The active medical device 12 shown in the medical system 10 illustrated in FIG. 2 and which is representative of the various active medical device 100A to 100L depicted in FIG. 1 is hermetically sealed by moving the PCB assembly 40 through the open housing ferrule 28 sealed to the rim 22B of the ceramic housing 22. With the PCB assembly 40 housed inside the ceramic housing 22, the device side 68 of the ferrule 52 for the GTMS 50 is seated against the body fluid side 34 of the housing ferrule 28.

The electrical terminations 44 at the proximal end of the printed circuit board 42 of the PCB assembly 40 can be a conductive eyelet or a bond pad that is connected to a respective one of the terminal pins 56 of the GTMS 50. In particular, the proximal or device side portion of the terminal pin 56 is either received in the conductive eyelet or connected to the bond pad. The electronic components 48 powered by the electrical power source 24 and electrically connected to the electrical terminations 44 are now electrically connected to the terminal pins 56. The ferrules 28 and 52 are then hermetically secured to each other by a weld 76 (FIG. 6), preferably a laser weld. In that manner, the GTMS 50 hermetically closes the open proximal end of the ceramic housing 22 connected to the housing ferrule 28 and prevents body fluids, and the like, from contacting the PCB assembly 40 including the charging coil 26 connected to the charging circuit, power source 26 and electronic components 48.

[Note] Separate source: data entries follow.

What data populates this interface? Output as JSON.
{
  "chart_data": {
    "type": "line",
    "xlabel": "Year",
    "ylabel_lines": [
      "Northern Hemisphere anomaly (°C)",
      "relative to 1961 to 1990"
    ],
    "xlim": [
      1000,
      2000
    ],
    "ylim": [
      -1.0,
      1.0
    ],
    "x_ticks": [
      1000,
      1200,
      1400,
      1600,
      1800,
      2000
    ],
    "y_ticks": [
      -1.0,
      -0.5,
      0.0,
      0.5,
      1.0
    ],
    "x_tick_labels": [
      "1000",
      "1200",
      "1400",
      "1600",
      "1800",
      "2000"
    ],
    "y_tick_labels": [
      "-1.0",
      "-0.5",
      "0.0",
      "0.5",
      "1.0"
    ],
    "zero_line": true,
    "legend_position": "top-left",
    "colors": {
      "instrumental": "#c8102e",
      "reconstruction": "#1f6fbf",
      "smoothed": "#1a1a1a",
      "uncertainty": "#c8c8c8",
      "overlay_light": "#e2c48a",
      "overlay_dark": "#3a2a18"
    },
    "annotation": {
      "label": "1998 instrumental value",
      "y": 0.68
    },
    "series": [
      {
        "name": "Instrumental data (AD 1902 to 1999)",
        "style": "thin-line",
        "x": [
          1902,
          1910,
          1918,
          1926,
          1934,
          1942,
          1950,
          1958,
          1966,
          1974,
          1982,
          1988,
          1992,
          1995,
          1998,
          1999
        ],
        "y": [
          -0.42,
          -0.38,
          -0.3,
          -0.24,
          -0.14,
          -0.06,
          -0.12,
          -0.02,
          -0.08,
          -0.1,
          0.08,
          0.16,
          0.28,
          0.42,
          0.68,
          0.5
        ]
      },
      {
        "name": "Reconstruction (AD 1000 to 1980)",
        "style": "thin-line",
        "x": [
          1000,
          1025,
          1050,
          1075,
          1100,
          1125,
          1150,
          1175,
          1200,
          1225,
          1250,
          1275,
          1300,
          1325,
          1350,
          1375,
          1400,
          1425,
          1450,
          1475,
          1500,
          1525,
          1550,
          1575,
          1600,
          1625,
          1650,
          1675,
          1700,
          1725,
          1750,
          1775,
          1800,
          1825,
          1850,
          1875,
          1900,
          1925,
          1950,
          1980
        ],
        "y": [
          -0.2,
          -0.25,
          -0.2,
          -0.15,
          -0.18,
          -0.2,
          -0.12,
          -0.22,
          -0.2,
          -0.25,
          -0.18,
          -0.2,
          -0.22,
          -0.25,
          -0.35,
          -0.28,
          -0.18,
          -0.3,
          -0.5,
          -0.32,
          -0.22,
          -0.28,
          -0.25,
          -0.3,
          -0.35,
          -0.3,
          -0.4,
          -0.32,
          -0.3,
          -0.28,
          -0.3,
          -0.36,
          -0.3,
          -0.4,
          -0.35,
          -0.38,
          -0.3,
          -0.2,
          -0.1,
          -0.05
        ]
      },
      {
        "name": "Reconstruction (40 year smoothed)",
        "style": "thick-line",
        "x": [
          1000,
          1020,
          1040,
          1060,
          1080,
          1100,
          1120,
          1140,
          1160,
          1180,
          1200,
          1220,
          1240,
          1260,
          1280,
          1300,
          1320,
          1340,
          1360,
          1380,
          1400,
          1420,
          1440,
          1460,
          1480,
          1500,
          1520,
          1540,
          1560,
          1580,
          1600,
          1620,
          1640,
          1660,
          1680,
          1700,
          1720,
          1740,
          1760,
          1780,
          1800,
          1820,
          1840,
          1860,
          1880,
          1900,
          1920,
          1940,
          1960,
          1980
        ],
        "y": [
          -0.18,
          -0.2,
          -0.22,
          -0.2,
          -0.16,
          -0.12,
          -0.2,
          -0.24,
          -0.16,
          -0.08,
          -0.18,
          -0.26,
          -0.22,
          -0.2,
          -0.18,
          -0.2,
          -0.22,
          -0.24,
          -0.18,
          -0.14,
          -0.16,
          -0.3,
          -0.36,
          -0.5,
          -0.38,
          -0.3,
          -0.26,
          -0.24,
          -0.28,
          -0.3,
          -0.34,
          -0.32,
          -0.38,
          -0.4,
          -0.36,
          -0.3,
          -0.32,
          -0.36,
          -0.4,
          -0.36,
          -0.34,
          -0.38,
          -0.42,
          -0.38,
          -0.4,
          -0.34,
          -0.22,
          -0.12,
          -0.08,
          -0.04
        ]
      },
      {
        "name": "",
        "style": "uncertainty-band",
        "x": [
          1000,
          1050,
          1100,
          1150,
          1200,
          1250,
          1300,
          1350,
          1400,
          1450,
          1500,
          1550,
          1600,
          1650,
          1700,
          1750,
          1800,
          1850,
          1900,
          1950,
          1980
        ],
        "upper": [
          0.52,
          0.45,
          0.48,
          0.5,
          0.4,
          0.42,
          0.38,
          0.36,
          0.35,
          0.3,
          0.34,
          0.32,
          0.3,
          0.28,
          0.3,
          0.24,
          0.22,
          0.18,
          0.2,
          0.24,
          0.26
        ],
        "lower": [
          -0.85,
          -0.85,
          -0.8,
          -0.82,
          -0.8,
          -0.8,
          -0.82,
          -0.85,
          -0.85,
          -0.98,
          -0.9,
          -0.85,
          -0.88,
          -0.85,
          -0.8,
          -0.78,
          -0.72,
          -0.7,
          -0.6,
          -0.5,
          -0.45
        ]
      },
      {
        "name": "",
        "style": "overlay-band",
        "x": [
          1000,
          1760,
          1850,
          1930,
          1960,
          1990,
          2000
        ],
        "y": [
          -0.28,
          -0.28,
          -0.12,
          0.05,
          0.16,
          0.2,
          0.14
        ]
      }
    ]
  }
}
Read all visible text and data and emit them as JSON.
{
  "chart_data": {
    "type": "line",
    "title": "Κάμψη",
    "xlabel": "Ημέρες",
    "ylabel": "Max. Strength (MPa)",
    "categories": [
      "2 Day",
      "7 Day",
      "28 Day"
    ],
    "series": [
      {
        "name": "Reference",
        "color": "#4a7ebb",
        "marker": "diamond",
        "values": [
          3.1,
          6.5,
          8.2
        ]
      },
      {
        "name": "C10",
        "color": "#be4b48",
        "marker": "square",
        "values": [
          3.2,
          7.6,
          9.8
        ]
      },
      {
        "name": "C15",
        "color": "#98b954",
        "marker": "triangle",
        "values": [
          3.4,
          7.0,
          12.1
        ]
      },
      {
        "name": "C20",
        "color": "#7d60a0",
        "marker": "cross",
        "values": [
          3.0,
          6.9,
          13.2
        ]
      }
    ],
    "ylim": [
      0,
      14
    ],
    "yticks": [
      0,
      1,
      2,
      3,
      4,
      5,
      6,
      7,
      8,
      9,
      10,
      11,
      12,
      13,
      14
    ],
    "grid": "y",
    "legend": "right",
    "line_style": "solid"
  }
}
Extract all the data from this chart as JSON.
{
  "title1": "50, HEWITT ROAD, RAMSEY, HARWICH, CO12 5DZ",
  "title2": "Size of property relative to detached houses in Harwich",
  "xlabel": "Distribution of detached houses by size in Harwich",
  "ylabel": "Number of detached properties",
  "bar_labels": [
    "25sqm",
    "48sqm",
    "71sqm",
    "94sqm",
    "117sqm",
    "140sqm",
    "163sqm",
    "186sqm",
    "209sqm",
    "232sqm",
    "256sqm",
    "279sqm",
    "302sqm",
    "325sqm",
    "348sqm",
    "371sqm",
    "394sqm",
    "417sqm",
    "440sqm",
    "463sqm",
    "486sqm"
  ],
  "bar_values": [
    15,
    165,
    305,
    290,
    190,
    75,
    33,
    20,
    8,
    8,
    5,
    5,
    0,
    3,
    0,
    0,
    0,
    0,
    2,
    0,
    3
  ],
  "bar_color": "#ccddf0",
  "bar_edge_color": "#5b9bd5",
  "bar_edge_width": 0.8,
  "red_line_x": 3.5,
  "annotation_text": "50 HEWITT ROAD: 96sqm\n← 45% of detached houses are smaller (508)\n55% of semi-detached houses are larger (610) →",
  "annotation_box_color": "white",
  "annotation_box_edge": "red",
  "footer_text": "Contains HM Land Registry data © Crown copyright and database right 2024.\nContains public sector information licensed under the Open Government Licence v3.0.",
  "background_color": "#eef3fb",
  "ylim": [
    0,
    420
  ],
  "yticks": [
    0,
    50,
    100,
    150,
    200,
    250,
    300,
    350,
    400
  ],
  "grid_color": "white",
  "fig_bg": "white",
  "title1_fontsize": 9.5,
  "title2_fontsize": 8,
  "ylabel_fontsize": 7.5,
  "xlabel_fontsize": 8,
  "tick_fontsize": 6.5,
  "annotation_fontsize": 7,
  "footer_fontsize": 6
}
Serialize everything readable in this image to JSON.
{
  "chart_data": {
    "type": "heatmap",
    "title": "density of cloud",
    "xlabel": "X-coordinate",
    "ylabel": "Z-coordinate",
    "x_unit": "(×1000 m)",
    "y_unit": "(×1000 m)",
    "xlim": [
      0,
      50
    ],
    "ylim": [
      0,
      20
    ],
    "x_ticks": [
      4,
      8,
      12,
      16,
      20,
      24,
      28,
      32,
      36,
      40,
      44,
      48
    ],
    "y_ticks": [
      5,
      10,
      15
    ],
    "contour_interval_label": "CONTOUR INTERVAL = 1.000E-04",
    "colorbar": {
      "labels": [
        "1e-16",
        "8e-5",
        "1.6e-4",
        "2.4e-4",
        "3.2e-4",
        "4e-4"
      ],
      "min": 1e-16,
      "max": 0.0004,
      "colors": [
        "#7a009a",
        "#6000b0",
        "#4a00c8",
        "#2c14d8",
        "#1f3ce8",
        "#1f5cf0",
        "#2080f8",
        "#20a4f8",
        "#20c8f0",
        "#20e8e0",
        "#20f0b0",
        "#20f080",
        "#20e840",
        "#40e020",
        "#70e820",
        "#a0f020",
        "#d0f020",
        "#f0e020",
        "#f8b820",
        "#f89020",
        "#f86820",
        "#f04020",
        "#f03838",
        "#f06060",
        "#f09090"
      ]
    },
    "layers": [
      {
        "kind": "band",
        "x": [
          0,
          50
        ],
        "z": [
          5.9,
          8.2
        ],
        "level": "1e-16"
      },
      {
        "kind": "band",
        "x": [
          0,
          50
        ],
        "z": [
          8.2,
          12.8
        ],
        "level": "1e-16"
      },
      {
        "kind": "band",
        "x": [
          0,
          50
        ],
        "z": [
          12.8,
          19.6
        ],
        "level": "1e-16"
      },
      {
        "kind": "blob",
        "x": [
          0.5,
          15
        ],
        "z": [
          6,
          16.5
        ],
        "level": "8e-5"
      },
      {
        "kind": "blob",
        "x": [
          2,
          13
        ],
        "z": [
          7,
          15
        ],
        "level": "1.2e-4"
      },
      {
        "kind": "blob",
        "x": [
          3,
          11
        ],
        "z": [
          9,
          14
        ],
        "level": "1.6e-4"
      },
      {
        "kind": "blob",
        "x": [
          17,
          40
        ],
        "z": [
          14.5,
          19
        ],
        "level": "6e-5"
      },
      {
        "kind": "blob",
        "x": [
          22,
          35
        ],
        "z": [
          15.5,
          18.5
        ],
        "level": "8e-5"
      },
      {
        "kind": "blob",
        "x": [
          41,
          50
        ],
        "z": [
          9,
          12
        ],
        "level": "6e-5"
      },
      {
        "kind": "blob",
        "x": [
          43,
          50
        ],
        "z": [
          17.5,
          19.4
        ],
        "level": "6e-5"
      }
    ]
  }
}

The hermetically sealed active medical device 12 of the present invention is connectable to a conventional molded header (not shown) supporting a plurality of terminal blocks. In that configuration, the distal or body fluid side portions of the terminal pins 56 of the GTMS 50 are connected to the terminal blocks in the header. The terminal blocks are detachably connectable to a lead to provide both stimulation and sensing capability to body tissue in which electrodes of the lead are implanted. The present active medical device 12 is also configured to connect to the exemplary connectors operably attached to stimulation elements, as described in U.S. Pat. No. 11,097,096 to Linden et al., which is assigned to Nalu Medical, Inc., Carlsbad, CA.

Thus, the present invention describes an active medical device that can be implantable or worn externally and that is detachably connectable to a lead to provide both stimulation and sensing capability. The active medical device has a housing that is made from a ceramic material, preferably alumina, and is preferably powered by a rechargeable electrical power source that is connected to a charging circuit connected to an inductive charging coil contained inside the ceramic housing. The charging circuit is configured to convert RF or inductive energy signals received by the inductive charging coil from an external charger into a direct current voltage to charge the electrical power source to power the electronic components of a PCB assembly contained inside the device housing. Moving the charging coil out of the header as is common in conventional active medical devices and inside the ceramic housing saves a substantial amount of space in the molded header. A smaller medical device is easier to implant in a patient and would be expected to cause less trauma to the patient. A smaller medical device is also expected to be less bothersome to a patient.

It is appreciated that various modifications to the inventive concepts described herein may be apparent to those skilled in the art without departing from the spirit and scope of the present invention as defined by the hereinafter appended claims.